Callum shook his head. He was staring at me with rapt attention as I spun this little tale for him.

“Well, she was one of The Phantom’s victims. And she was my best friend. We were both strippers, and we both did most of our work at a place down by the docks called The Crazy Horse. That was where we met Hayden Barclay for the first time. He liked both of us. Paid us for private lap dances more than once. Invited us to go with him after hours to party.

“I didn’t do stuff like that. I didn’t want to get sucked into that world. I didn’t date while I was a stripper. I couldn’t bring myself to tell anyone what I did for a living. And I certainly wouldn’t date any of the people that I met in the clubs.
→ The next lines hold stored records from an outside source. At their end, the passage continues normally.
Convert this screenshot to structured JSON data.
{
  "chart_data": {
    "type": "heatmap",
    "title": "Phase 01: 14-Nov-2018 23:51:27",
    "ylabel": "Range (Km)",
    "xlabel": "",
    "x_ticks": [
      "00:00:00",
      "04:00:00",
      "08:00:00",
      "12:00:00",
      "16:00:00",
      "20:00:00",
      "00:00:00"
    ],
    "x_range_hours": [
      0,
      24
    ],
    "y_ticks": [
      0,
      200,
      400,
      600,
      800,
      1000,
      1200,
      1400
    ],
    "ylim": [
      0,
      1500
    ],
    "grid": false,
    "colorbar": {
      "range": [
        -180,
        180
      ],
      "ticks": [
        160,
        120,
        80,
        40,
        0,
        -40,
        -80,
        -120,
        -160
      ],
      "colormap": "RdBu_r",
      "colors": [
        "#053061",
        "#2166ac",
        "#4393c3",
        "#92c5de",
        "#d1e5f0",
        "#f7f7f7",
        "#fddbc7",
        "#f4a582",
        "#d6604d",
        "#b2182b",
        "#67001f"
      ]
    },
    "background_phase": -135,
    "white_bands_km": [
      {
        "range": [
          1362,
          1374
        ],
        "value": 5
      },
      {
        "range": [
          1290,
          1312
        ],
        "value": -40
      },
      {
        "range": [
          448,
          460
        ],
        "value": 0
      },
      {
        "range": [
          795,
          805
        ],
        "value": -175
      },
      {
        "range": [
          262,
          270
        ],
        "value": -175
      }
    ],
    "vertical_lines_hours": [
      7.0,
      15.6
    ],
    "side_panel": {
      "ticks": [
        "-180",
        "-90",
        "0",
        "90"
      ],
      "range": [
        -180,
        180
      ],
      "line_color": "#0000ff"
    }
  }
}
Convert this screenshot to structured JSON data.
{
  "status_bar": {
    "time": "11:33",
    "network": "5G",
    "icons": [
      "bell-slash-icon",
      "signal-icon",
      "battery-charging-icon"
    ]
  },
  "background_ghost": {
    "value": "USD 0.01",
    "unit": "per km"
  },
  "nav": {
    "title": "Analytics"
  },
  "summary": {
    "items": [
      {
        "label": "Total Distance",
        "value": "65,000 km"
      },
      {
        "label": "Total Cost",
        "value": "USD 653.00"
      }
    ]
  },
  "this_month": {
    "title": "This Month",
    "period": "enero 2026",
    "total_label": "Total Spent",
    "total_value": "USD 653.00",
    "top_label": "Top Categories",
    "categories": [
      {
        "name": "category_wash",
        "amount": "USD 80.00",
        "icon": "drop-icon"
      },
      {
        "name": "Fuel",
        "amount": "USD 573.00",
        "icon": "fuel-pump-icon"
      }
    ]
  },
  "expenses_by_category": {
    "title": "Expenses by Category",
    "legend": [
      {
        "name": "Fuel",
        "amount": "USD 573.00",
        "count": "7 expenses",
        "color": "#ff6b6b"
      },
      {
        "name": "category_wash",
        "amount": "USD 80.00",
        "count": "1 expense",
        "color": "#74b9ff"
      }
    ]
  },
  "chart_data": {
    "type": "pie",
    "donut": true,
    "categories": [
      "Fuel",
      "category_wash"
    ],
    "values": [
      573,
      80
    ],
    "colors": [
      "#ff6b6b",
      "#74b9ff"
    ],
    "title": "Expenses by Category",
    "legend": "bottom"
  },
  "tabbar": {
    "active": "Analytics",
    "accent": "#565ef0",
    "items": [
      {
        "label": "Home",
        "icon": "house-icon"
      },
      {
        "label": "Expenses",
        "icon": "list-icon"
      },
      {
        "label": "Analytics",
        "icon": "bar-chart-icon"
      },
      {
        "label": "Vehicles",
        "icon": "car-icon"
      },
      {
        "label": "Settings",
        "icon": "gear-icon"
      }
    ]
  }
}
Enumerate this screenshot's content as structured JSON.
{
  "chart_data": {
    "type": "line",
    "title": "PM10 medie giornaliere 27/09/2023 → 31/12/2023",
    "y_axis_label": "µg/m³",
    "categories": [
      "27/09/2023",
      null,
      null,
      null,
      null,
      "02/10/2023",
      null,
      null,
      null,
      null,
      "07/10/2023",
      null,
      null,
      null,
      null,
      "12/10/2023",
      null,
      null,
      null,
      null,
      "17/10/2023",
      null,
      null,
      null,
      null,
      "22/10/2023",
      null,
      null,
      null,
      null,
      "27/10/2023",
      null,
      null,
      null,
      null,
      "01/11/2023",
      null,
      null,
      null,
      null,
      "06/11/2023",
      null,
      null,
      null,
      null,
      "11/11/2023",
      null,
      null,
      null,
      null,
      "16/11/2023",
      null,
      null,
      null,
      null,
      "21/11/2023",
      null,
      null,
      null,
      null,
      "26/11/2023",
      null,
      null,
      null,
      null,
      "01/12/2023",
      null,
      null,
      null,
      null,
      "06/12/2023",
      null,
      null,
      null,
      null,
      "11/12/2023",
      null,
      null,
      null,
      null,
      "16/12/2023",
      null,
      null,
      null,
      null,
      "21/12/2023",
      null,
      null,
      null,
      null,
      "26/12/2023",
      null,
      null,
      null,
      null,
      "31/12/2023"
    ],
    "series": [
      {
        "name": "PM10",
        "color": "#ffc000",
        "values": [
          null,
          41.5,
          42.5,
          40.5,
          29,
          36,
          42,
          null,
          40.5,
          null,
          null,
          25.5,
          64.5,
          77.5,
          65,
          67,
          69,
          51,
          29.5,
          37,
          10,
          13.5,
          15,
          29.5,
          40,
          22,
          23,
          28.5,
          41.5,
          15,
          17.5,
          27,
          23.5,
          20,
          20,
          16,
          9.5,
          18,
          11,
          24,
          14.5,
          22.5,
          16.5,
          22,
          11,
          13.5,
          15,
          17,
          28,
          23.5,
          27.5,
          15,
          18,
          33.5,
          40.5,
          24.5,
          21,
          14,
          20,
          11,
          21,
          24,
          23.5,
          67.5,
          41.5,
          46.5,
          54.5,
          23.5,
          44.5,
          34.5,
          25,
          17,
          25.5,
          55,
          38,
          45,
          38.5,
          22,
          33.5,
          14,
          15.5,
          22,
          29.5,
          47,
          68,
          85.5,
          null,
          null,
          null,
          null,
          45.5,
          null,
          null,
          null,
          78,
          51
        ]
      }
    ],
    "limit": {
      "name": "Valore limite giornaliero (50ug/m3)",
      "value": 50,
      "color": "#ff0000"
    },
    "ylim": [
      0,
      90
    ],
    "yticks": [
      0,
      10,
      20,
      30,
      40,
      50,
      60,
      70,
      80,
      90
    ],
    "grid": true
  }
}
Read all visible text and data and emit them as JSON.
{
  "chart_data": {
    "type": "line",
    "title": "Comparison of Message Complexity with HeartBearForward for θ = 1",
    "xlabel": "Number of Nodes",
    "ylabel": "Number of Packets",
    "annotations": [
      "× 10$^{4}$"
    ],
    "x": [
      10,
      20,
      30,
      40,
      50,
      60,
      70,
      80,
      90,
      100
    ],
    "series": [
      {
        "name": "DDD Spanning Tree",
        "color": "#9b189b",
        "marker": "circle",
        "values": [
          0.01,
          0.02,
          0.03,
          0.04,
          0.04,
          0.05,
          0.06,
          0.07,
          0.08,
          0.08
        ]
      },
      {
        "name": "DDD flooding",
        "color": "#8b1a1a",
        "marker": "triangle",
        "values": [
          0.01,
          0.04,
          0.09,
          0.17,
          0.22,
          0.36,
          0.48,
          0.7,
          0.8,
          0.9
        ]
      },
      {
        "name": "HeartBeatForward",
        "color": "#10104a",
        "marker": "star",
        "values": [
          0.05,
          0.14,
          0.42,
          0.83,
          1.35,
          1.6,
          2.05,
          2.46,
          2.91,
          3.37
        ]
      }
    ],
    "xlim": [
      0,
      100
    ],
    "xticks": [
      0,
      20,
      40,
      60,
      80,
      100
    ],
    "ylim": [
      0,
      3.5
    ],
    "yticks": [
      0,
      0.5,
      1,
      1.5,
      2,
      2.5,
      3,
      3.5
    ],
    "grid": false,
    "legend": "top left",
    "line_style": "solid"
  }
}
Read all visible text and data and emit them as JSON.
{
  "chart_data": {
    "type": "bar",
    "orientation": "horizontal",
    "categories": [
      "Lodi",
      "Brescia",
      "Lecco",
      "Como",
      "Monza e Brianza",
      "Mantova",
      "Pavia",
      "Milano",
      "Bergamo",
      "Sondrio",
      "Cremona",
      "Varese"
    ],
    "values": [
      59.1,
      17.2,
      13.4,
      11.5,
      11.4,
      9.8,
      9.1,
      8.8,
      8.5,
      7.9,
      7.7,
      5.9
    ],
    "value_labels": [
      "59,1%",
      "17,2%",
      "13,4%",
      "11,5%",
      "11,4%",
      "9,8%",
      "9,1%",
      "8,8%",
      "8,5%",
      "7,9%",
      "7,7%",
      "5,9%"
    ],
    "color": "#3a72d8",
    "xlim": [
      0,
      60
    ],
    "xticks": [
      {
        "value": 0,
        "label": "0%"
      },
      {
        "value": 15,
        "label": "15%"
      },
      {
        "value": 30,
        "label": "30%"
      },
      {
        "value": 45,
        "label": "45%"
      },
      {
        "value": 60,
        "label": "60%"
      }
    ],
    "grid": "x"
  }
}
That was sordid to me.

“But Darlene didn’t care about things like that. She didn’t have an inheritance from her grandparents waiting for her on the other side. She didn’t have a way out. I told her I’d take care of her, but I don’t think she believed me. Most of the other girls thought that I was just making up stories when I talked about my inheritance, or when I told them I was only doing this for a few years, that I was saving up money for school.

“Eventually, she saw that it was true. But I let her down. I let her die.” Tears were beginning to form on the inside of my eyelids. I wiped at them.

And I kept going. “Darlene started dating him. She kept up with Barclay for ages. She went all over the place with him. He didn’t think of her as his girlfriend or anything. She was just some stripper chick he fucked sometimes. And Darlene didn’t care about that. She just knew that he was rich, and that he bought her drinks and drugs, and that he was exciting to be around.

“But then I turned twenty-one, and I got my money. I quit stripping. I went to college. I left Darlene behind. I tried to get her to come along with me, but she didn’t. She didn’t have the same kind of dreams as I did. I’ve always known what I wanted. I’ve always been driven. I could make it through anything, because I knew where I was headed. And Darlene didn’t have that. All she saw was that I was in a strange, new world, and that she didn’t belong there.

“It was this spring that she finally came to see me. She said that Barclay had gotten weird. She said he was scaring her. He wanted to play these violent games when he fucked her, and she didn’t like it. She wanted to stay with me, figure something out.

“I let her. Of course I did. She stayed with me for almost a month. And I kicked her out.

“I did it.” Tears again. I swiped at them.

“She was blowing it for me, you know,” I continued, tears filling my voice. “I got away from those parties and those kinds of people. And she was staying at my place. And she was bringing them all around. They were in my living room, doing lines of coke on the coffee table. And I couldn’t handle that. I needed that out my life. So, I told her to leave.” Tears were streaming down my face now. I didn’t bother to wipe them away. “And two weeks later she was dead.”

Callum got up off the blanket. He came to me and put his arm around me.